11. To najważniejsza chyba racja uzasadniająca nadanie Tadeuszowi Różewiczowi najwyższej godności uniwersyteckiej. Są jednak także racje inne. Twórczość jego to poesis docta6. Często sama się sobie krytycznie przypatruje. Przynosi przenikliwą diagnozę sytuacji sztuki współczesnej. Czerpie inspiracje z wielkiego dziedzictwa literatury polskiej i światowej, interpretuje je wprost lub pośrednio, poprzez różne rozwiązania intertekstualne. Tworzy ekwiwalenty słowne dzieł sztuki różnych wieków – od Wita Stwosza do Francisa Bacona. W utworach o Mickiewiczu i Tołstoju, Kafce i Schulzu, Poundzie i Pasolinim ewokuje7 tragizm biografii twórców udręczonych, sponiewieranych, wyklętych i wspaniałość ich dokonań. Bo „to jednak co trwa ustanowione jest przez poetów” – powtarza za Hölderlinem.

12. Ale nadanie godności doktorskiej Różewiczowi przez naszą krakowską wszechnicę ma jeszcze jedną motywację. Jego powojenna regeneracja wewnętrzna i wejście do literatury nastąpiło przecież właśnie w Krakowie. […]

13. Więzi poety z Krakowem są […] rozliczne i trwałe; tworzą je także powracające w jego utworach wspomnienia i widoki krakowskie.
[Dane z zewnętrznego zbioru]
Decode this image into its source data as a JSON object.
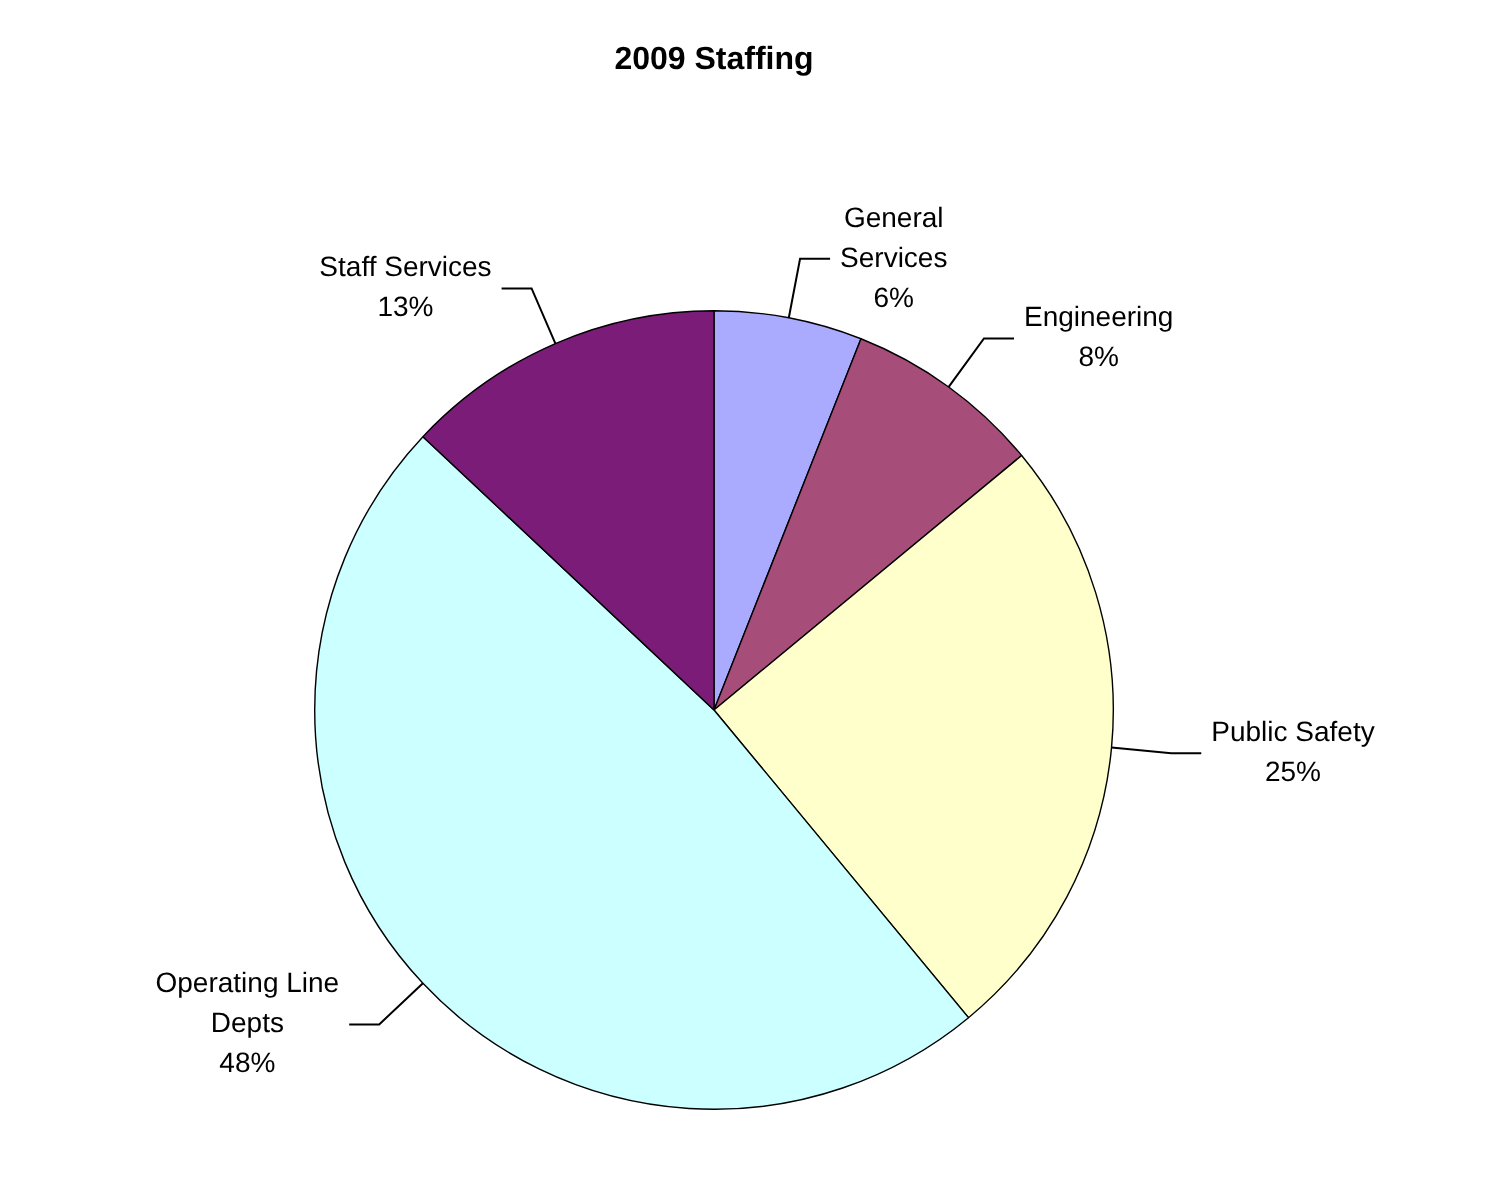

Przypadek zechciał, że właśnie Kraków jest scenerią jednego z najnowszych jego wierszy ogłoszonego w październikowej „Twórczości”.

14. Na pewno niepełna jest ta próba uzasadnienia. Wymogi gatunkowe i czasowe laudacji nie pozwalają jej jednak dalej rozbudowywać. A przecież niejedno trzeba by jeszcze o Różewiczu powiedzieć, choćby o jego autoironii, o jego humorze, czasem cierpkim, czasem ciepłym i wyrozumiałym. Autor Niepokoju jest także autorem tomu Uśmiechy i nie bez powodu fascynacji Kafką towarzyszy u niego sentyment dla Prusa.

15. Nie będzie więc może uchybieniem wobec bohatera dzisiejszej uroczystości, ani wykroczeniem przeciw rygorom laudacji, jeśli obniżając ton, przypomnę w zakończeniu właśnie jeden z dawnych Uśmiechów Różewicza: […]

Słyszycie.
Czasem wisi coś
na jednym włosku wisi
dziś włoskiem tym poety głos
Słyszycie.

- Słyszymy Cię, Poeto. I dziękujemy.

Dekada Literacka 12 (170)/2000. Tekst laudacji wygłoszonej 9 listopada 2000 r. z okazji otrzymania przez Tadeusza Różewicza doktoratu honoris causa Uniwersytetu Jagiellońskiego.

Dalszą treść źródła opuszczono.